Come essiccare lo zafferano in proprio

essiccatore tauro per zafferanoVi abbiamo già raccontato come coltivare lo zafferano, infatti questa spezia straordinaria si può facilmente piantare anche nell’orto domestico. Dopo aver raccolto i fiori  per arrivare a farsi un buon risotto occorre passare tramite il processo di essiccazione.

E’ una fase delicata, da cui dipende la qualità della spezia. Mettiamo a vostra disposizione l’esperienza con lo zafferaneto in Brianza di Vallescuria per raccontarvi come effettuarla anche a casa vostra ed evidenziare le migliori tecniche di essiccazione.
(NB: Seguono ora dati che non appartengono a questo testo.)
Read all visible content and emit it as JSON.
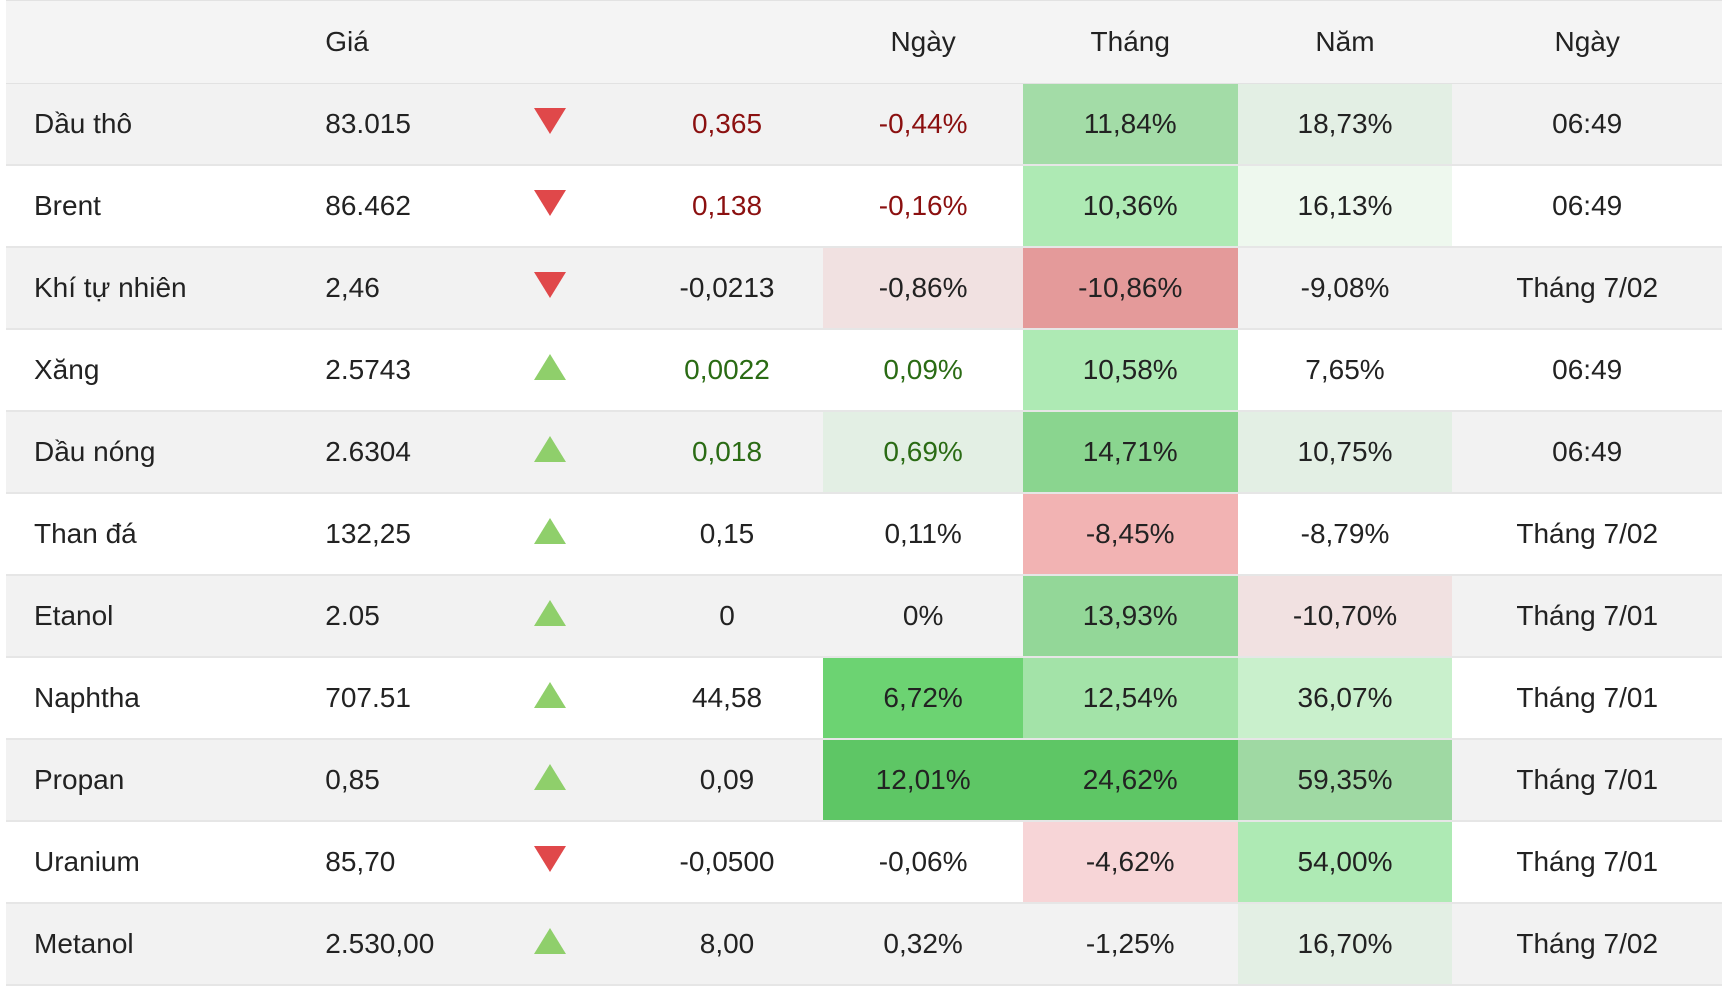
{
  "headers": {
    "name": "",
    "price": "Giá",
    "arrow": "",
    "change": "",
    "day": "Ngày",
    "month": "Tháng",
    "year": "Năm",
    "date": "Ngày"
  },
  "colors": {
    "header_bg": "#f4f4f4",
    "row_odd": "#f2f2f2",
    "row_even": "#ffffff",
    "down_arrow": "#e0484a",
    "up_arrow": "#8fcf6b",
    "negative_text": "#8b1010",
    "positive_text": "#2a6b14"
  },
  "rows": [
    {
      "name": "Dầu thô",
      "price": "83.015",
      "direction": "down",
      "change": "0,365",
      "change_tone": "neg",
      "day": "-0,44%",
      "day_tone": "neg",
      "day_bg": "",
      "month": "11,84%",
      "month_bg": "#a3dca7",
      "year": "18,73%",
      "year_bg": "#e3efe4",
      "date": "06:49"
    },
    {
      "name": "Brent",
      "price": "86.462",
      "direction": "down",
      "change": "0,138",
      "change_tone": "neg",
      "day": "-0,16%",
      "day_tone": "neg",
      "day_bg": "",
      "month": "10,36%",
      "month_bg": "#aeeab4",
      "year": "16,13%",
      "year_bg": "#eef8ee",
      "date": "06:49"
    },
    {
      "name": "Khí tự nhiên",
      "price": "2,46",
      "direction": "down",
      "change": "-0,0213",
      "change_tone": "",
      "day": "-0,86%",
      "day_tone": "",
      "day_bg": "#f1e1e1",
      "month": "-10,86%",
      "month_bg": "#e49a9a",
      "year": "-9,08%",
      "year_bg": "",
      "date": "Tháng 7/02"
    },
    {
      "name": "Xăng",
      "price": "2.5743",
      "direction": "up",
      "change": "0,0022",
      "change_tone": "pos",
      "day": "0,09%",
      "day_tone": "pos",
      "day_bg": "",
      "month": "10,58%",
      "month_bg": "#aeeab4",
      "year": "7,65%",
      "year_bg": "",
      "date": "06:49"
    },
    {
      "name": "Dầu nóng",
      "price": "2.6304",
      "direction": "up",
      "change": "0,018",
      "change_tone": "pos",
      "day": "0,69%",
      "day_tone": "pos",
      "day_bg": "#e3efe4",
      "month": "14,71%",
      "month_bg": "#8ad58f",
      "year": "10,75%",
      "year_bg": "#e3efe4",
      "date": "06:49"
    },
    {
      "name": "Than đá",
      "price": "132,25",
      "direction": "up",
      "change": "0,15",
      "change_tone": "",
      "day": "0,11%",
      "day_tone": "",
      "day_bg": "",
      "month": "-8,45%",
      "month_bg": "#f2b3b3",
      "year": "-8,79%",
      "year_bg": "",
      "date": "Tháng 7/02"
    },
    {
      "name": "Etanol",
      "price": "2.05",
      "direction": "up",
      "change": "0",
      "change_tone": "",
      "day": "0%",
      "day_tone": "",
      "day_bg": "",
      "month": "13,93%",
      "month_bg": "#93d798",
      "year": "-10,70%",
      "year_bg": "#f1e1e1",
      "date": "Tháng 7/01"
    },
    {
      "name": "Naphtha",
      "price": "707.51",
      "direction": "up",
      "change": "44,58",
      "change_tone": "",
      "day": "6,72%",
      "day_tone": "",
      "day_bg": "#6cd372",
      "month": "12,54%",
      "month_bg": "#a3e3a8",
      "year": "36,07%",
      "year_bg": "#c9f0cc",
      "date": "Tháng 7/01"
    },
    {
      "name": "Propan",
      "price": "0,85",
      "direction": "up",
      "change": "0,09",
      "change_tone": "",
      "day": "12,01%",
      "day_tone": "",
      "day_bg": "#5ec665",
      "month": "24,62%",
      "month_bg": "#5ec665",
      "year": "59,35%",
      "year_bg": "#9fd9a3",
      "date": "Tháng 7/01"
    },
    {
      "name": "Uranium",
      "price": "85,70",
      "direction": "down",
      "change": "-0,0500",
      "change_tone": "",
      "day": "-0,06%",
      "day_tone": "",
      "day_bg": "",
      "month": "-4,62%",
      "month_bg": "#f7d5d7",
      "year": "54,00%",
      "year_bg": "#aeeab4",
      "date": "Tháng 7/01"
    },
    {
      "name": "Metanol",
      "price": "2.530,00",
      "direction": "up",
      "change": "8,00",
      "change_tone": "",
      "day": "0,32%",
      "day_tone": "",
      "day_bg": "",
      "month": "-1,25%",
      "month_bg": "",
      "year": "16,70%",
      "year_bg": "#e3efe4",
      "date": "Tháng 7/02"
    }
  ]
}
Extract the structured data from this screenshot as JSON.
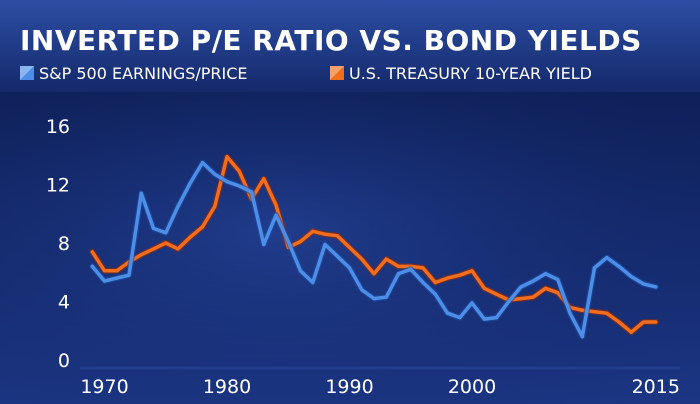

Raccolta. Facciamo un passo indietro e parliamo di raccolta dello zafferano perché anche il momento di raccolta influenza l’aroma finale del prodotto. Il momento giusto per cogliere è semplice da riconoscere: appena il fiore esce dal terreno. Appena vedete il fiore viola dovete raccoglierlo, lo zafferano verrà migliore se i fiori vengono colti prima che si schiudano, questo richiede controllare l’orto ogni mattina durante il periodo di fioritura.

Mondatura. Il fiore è composto da petali (di colore viola), antere (di colore giallo) e stimmi (di colore rosso), questi ultimi sono la parte che interessa e che va separata dal resto. Si aprono quindi i fiori staccando i tre delicatissimi e sottili filini rossi.  Solo gli stimmi si essiccano, il resto del fiore non ha utilizzo.

Essiccazione al forno ventilato. Una buona tecnica di essiccazione domestica è quella del forno ventilato. Il sistema è molto semplice, basta disporre gli stimmi su carta da forno e infornarli alla minima temperatura del forno (di solito 50 gradi). E’ importante lasciare uno spiraglio aperto per far defluire l’umido. Nel giro di una ventina di minuti lo zafferano è pronto (il tempo esatto dipende dal numero di stimmi, dalle caratteristiche del forno e dal clima della giornata). Se non state attenti e lasciate lo zafferano per troppo tempo in forno andrà a bruciarsi.

Essiccazione con l’essiccatore. L’essiccatore è uno strumento stupendo, perché consente di scaldare il giusto per far evaporare l’acqua contenuta negli stimmi, senza mai cuocerli. Per questo è senza dubbio il miglior metodo per seccare lo zafferano preservando l’aroma, senza rischiare di bruciare la preziosa spezia. 

Quale essiccatore scegliere. In commercio i modelli di essiccatore sono numerosi, lo zafferano è delicato, per cui richiede un essiccatore che secchi uniformemente. Il miglior modello che ho sperimentato a questo proposito è il Biosec della Tauro Essiccatori. Questo prodotto è ottimo perché ha il soffio in orizzontale e una circolazione dell’aria che secca tutti i vassoi allo stesso modo. Gli essiccatori verticali invece sono più irregolari e si rischia di tostare parte dello zafferano. Il programma migliore per chi usa il Tauro è il T3 ovvero quello a 40 gradi, le tempistiche sono molto variabili e vanno dalle due alle quattro ore. C’è anche nel Biosec un programma specifico pensato per le erbe aromatiche che secca bene anche lo zafferano.

Utilizzo degli stimmi essiccati. Una volta essiccati gli stimmi si possono usare dopo circa un mese (prima restano un po’ troppo dolci). Per cucinare con lo zafferano in stimmi basta semplicemente lasciarli in infusione in poca acqua calda per un’ora, poi usare liquido e stimmi nella ricetta.